Laut Chemiker auch Tod möglich
Die souveräne und umsichtige Richterin Dr. Karin Lückl befragte mehrere Zeugen, auch die 11-jährige Tochter. Das Mädchen bestätigte die Aussagen der Mama und schilderte ihre eigenen Erfahrungen mit einer milchigen Flüssigkeit in Mineral-Plastik-Flaschen. Zudem erklärte ein Chemiker als Gutachter, dass die Chemikalien, unter anderem ein Nervengift, sowohl Übelkeit, Erbrechen und Ohnmacht auslösen hätten können, bis hin zu Atemnot und auch den Tod. Als speziell toxisch entpuppte sich eine 1 : 1 Mixtur von Salzsäure mit einer Limonade. Generell waren alle nachgewiesenen Flüssigkeiten zumindest gesundheitsgefährdend, teilweise giftig bzw. krebserregend. Ein hoher Kriminalbeamter des LKA Burgenland schilderte danach die akribische Sicherstellung von Gift-Spuren und Behältnissen.
Glück, Zufall und Wachsamkeit
Die Staatsanwältin forderte in ihrem Abschlussplädoyer eine Verurteilung des Angeklagten. Führte aus, dass es einerseits Glück und Zufall sowie, im Laufe der Zeit, die erhöhte Wachsamkeit des Opfers waren, dass niemand die vergifteten Getränke konsumiert hat. Sonst hätte das alles ganz anders ausgehen können. Im schlimmsten Fall wäre das auserwählte Opfer, oder eines der Kinder, gar nicht mehr am Leben.
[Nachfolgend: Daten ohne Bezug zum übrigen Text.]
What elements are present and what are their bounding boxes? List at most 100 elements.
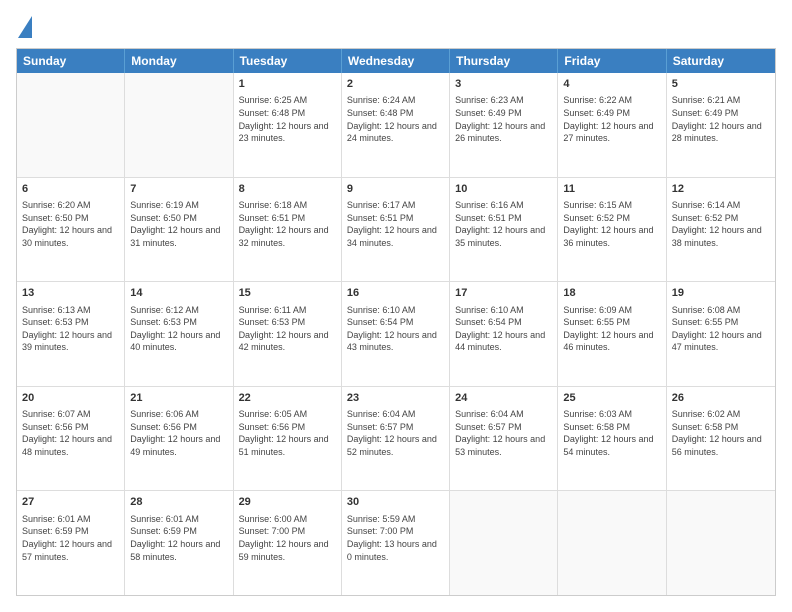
cell-info: Sunrise: 6:19 AMSunset: 6:50 PMDaylight:… bbox=[130, 199, 227, 249]
day-number: 17 bbox=[455, 286, 552, 301]
calendar-cell: 15 Sunrise: 6:11 AMSunset: 6:53 PMDayligh… bbox=[234, 282, 342, 386]
day-number: 16 bbox=[347, 286, 444, 301]
calendar-cell bbox=[125, 73, 233, 177]
day-number: 29 bbox=[239, 495, 336, 510]
calendar-header-day: Wednesday bbox=[342, 49, 450, 73]
calendar-cell: 26 Sunrise: 6:02 AMSunset: 6:58 PMDayligh… bbox=[667, 387, 775, 491]
cell-info: Sunrise: 6:10 AMSunset: 6:54 PMDaylight:… bbox=[347, 304, 444, 354]
day-number: 3 bbox=[455, 77, 552, 92]
calendar-header-day: Monday bbox=[125, 49, 233, 73]
calendar-cell: 19 Sunrise: 6:08 AMSunset: 6:55 PMDayligh… bbox=[667, 282, 775, 386]
day-number: 12 bbox=[672, 182, 770, 197]
cell-info: Sunrise: 6:15 AMSunset: 6:52 PMDaylight:… bbox=[563, 199, 660, 249]
cell-info: Sunrise: 6:23 AMSunset: 6:49 PMDaylight:… bbox=[455, 94, 552, 144]
calendar-header-day: Sunday bbox=[17, 49, 125, 73]
cell-info: Sunrise: 6:04 AMSunset: 6:57 PMDaylight:… bbox=[455, 408, 552, 458]
calendar-cell: 4Sunrise: 6:22 AMSunset: 6:49 PMDaylight… bbox=[558, 73, 666, 177]
cell-info: Sunrise: 5:59 AMSunset: 7:00 PMDaylight:… bbox=[347, 513, 444, 563]
cell-info: Sunrise: 6:01 AMSunset: 6:59 PMDaylight:… bbox=[22, 513, 119, 563]
day-number: 11 bbox=[563, 182, 660, 197]
calendar-cell bbox=[450, 491, 558, 595]
cell-info: Sunrise: 6:16 AMSunset: 6:51 PMDaylight:… bbox=[455, 199, 552, 249]
calendar-cell bbox=[17, 73, 125, 177]
day-number: 13 bbox=[22, 286, 119, 301]
calendar-header-day: Tuesday bbox=[234, 49, 342, 73]
calendar-week: 20 Sunrise: 6:07 AMSunset: 6:56 PMDayligh… bbox=[17, 387, 775, 492]
cell-info: Sunrise: 6:11 AMSunset: 6:53 PMDaylight:… bbox=[239, 304, 336, 354]
cell-info: Sunrise: 6:24 AMSunset: 6:48 PMDaylight:… bbox=[347, 94, 444, 144]
calendar-header: SundayMondayTuesdayWednesdayThursdayFrid… bbox=[17, 49, 775, 73]
day-number: 5 bbox=[672, 77, 770, 92]
calendar-week: 13 Sunrise: 6:13 AMSunset: 6:53 PMDayligh… bbox=[17, 282, 775, 387]
page: SundayMondayTuesdayWednesdayThursdayFrid… bbox=[0, 0, 792, 612]
calendar-cell: 17 Sunrise: 6:10 AMSunset: 6:54 PMDayligh… bbox=[450, 282, 558, 386]
day-number: 23 bbox=[347, 391, 444, 406]
day-number: 22 bbox=[239, 391, 336, 406]
calendar-cell: 25Sunrise: 6:03 AMSunset: 6:58 PMDayligh… bbox=[558, 387, 666, 491]
calendar-cell: 5Sunrise: 6:21 AMSunset: 6:49 PMDaylight… bbox=[667, 73, 775, 177]
cell-info: Sunrise: 6:02 AMSunset: 6:58 PMDaylight:… bbox=[672, 408, 770, 458]
cell-info: Sunrise: 6:06 AMSunset: 6:56 PMDaylight:… bbox=[130, 408, 227, 458]
calendar-cell: 27 Sunrise: 6:01 AMSunset: 6:59 PMDayligh… bbox=[17, 491, 125, 595]
day-number: 14 bbox=[130, 286, 227, 301]
logo-triangle-icon bbox=[18, 16, 32, 38]
day-number: 24 bbox=[455, 391, 552, 406]
day-number: 19 bbox=[672, 286, 770, 301]
calendar: SundayMondayTuesdayWednesdayThursdayFrid… bbox=[16, 48, 776, 596]
calendar-header-day: Thursday bbox=[450, 49, 558, 73]
calendar-cell: 9 Sunrise: 6:17 AMSunset: 6:51 PMDaylight… bbox=[342, 178, 450, 282]
day-number: 6 bbox=[22, 182, 119, 197]
cell-info: Sunrise: 6:00 AMSunset: 7:00 PMDaylight:… bbox=[239, 513, 336, 563]
calendar-header-day: Saturday bbox=[667, 49, 775, 73]
day-number: 18 bbox=[563, 286, 660, 301]
day-number: 8 bbox=[239, 182, 336, 197]
cell-info: Sunrise: 6:05 AMSunset: 6:56 PMDaylight:… bbox=[239, 408, 336, 458]
cell-info: Sunrise: 6:12 AMSunset: 6:53 PMDaylight:… bbox=[130, 304, 227, 354]
day-number: 25 bbox=[563, 391, 660, 406]
day-number: 20 bbox=[22, 391, 119, 406]
calendar-body: 1Sunrise: 6:25 AMSunset: 6:48 PMDaylight… bbox=[17, 73, 775, 595]
calendar-cell: 28 Sunrise: 6:01 AMSunset: 6:59 PMDayligh… bbox=[125, 491, 233, 595]
day-number: 1 bbox=[239, 77, 336, 92]
calendar-week: 1Sunrise: 6:25 AMSunset: 6:48 PMDaylight… bbox=[17, 73, 775, 178]
logo bbox=[16, 16, 32, 38]
day-number: 28 bbox=[130, 495, 227, 510]
day-number: 7 bbox=[130, 182, 227, 197]
calendar-cell: 13 Sunrise: 6:13 AMSunset: 6:53 PMDayligh… bbox=[17, 282, 125, 386]
cell-info: Sunrise: 6:14 AMSunset: 6:52 PMDaylight:… bbox=[672, 199, 770, 249]
calendar-cell: 30 Sunrise: 5:59 AMSunset: 7:00 PMDayligh… bbox=[342, 491, 450, 595]
calendar-cell: 1Sunrise: 6:25 AMSunset: 6:48 PMDaylight… bbox=[234, 73, 342, 177]
cell-info: Sunrise: 6:13 AMSunset: 6:53 PMDaylight:… bbox=[22, 304, 119, 354]
day-number: 30 bbox=[347, 495, 444, 510]
calendar-week: 27 Sunrise: 6:01 AMSunset: 6:59 PMDayligh… bbox=[17, 491, 775, 595]
day-number: 9 bbox=[347, 182, 444, 197]
cell-info: Sunrise: 6:20 AMSunset: 6:50 PMDaylight:… bbox=[22, 199, 119, 249]
calendar-cell: 6 Sunrise: 6:20 AMSunset: 6:50 PMDaylight… bbox=[17, 178, 125, 282]
calendar-cell: 23 Sunrise: 6:04 AMSunset: 6:57 PMDayligh… bbox=[342, 387, 450, 491]
cell-info: Sunrise: 6:09 AMSunset: 6:55 PMDaylight:… bbox=[563, 304, 660, 354]
cell-info: Sunrise: 6:18 AMSunset: 6:51 PMDaylight:… bbox=[239, 199, 336, 249]
calendar-cell: 7 Sunrise: 6:19 AMSunset: 6:50 PMDaylight… bbox=[125, 178, 233, 282]
calendar-cell: 20 Sunrise: 6:07 AMSunset: 6:56 PMDayligh… bbox=[17, 387, 125, 491]
day-number: 26 bbox=[672, 391, 770, 406]
calendar-cell: 12 Sunrise: 6:14 AMSunset: 6:52 PMDayligh… bbox=[667, 178, 775, 282]
calendar-cell: 2Sunrise: 6:24 AMSunset: 6:48 PMDaylight… bbox=[342, 73, 450, 177]
cell-info: Sunrise: 6:10 AMSunset: 6:54 PMDaylight:… bbox=[455, 304, 552, 354]
calendar-cell: 3 Sunrise: 6:23 AMSunset: 6:49 PMDaylight… bbox=[450, 73, 558, 177]
cell-info: Sunrise: 6:04 AMSunset: 6:57 PMDaylight:… bbox=[347, 408, 444, 458]
calendar-cell: 11 Sunrise: 6:15 AMSunset: 6:52 PMDayligh… bbox=[558, 178, 666, 282]
day-number: 10 bbox=[455, 182, 552, 197]
day-number: 21 bbox=[130, 391, 227, 406]
day-number: 27 bbox=[22, 495, 119, 510]
cell-info: Sunrise: 6:01 AMSunset: 6:59 PMDaylight:… bbox=[130, 513, 227, 563]
calendar-cell: 24 Sunrise: 6:04 AMSunset: 6:57 PMDayligh… bbox=[450, 387, 558, 491]
cell-info: Sunrise: 6:17 AMSunset: 6:51 PMDaylight:… bbox=[347, 199, 444, 249]
calendar-cell bbox=[558, 491, 666, 595]
cell-info: Sunrise: 6:07 AMSunset: 6:56 PMDaylight:… bbox=[22, 408, 119, 458]
cell-info: Sunrise: 6:08 AMSunset: 6:55 PMDaylight:… bbox=[672, 304, 770, 354]
calendar-cell: 21 Sunrise: 6:06 AMSunset: 6:56 PMDayligh… bbox=[125, 387, 233, 491]
calendar-cell: 14 Sunrise: 6:12 AMSunset: 6:53 PMDayligh… bbox=[125, 282, 233, 386]
day-number: 15 bbox=[239, 286, 336, 301]
day-number: 4 bbox=[563, 77, 660, 92]
calendar-cell: 29 Sunrise: 6:00 AMSunset: 7:00 PMDayligh… bbox=[234, 491, 342, 595]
Eh nur ein paar Tropfen verwendet
Auf die unglaubliche Verantwortung des Angeklagten, dass er eh nur Tropfen der chemischen Flüssigkeiten verwendet hat und seine Verteidigerin auf breiter Front einen Freispruch einforderte, folgte sodann das Urteil: Schuldig im Namen der Republik. 3 Jahre Haft, davon 1 Jahr unbedingt und 2 Jahre bedingt, auf drei Jahre Probezeit.
3 Jahre teilbedingte Gefängnisstrafe
Zudem muss er seiner Ex-Geliebten 770 Euro Schmerzensgeld bezahlen. In einigen expliziten Punkten wurde der Angeklagte „im Zweifel“ freigesprochen. Änderte aber nichts daran, dass der Burgenländer von einem Justizwachebeamten Direttissima zurück ins Gefängnis gebracht wurde. Mit Tränchen in den Augen und einem „Entschuldigung“ in Richtung seiner Angebeteten, die bis zur Straf-Verkündung im Saal geblieben ist. Das Urteil ist nicht rechtskräftig.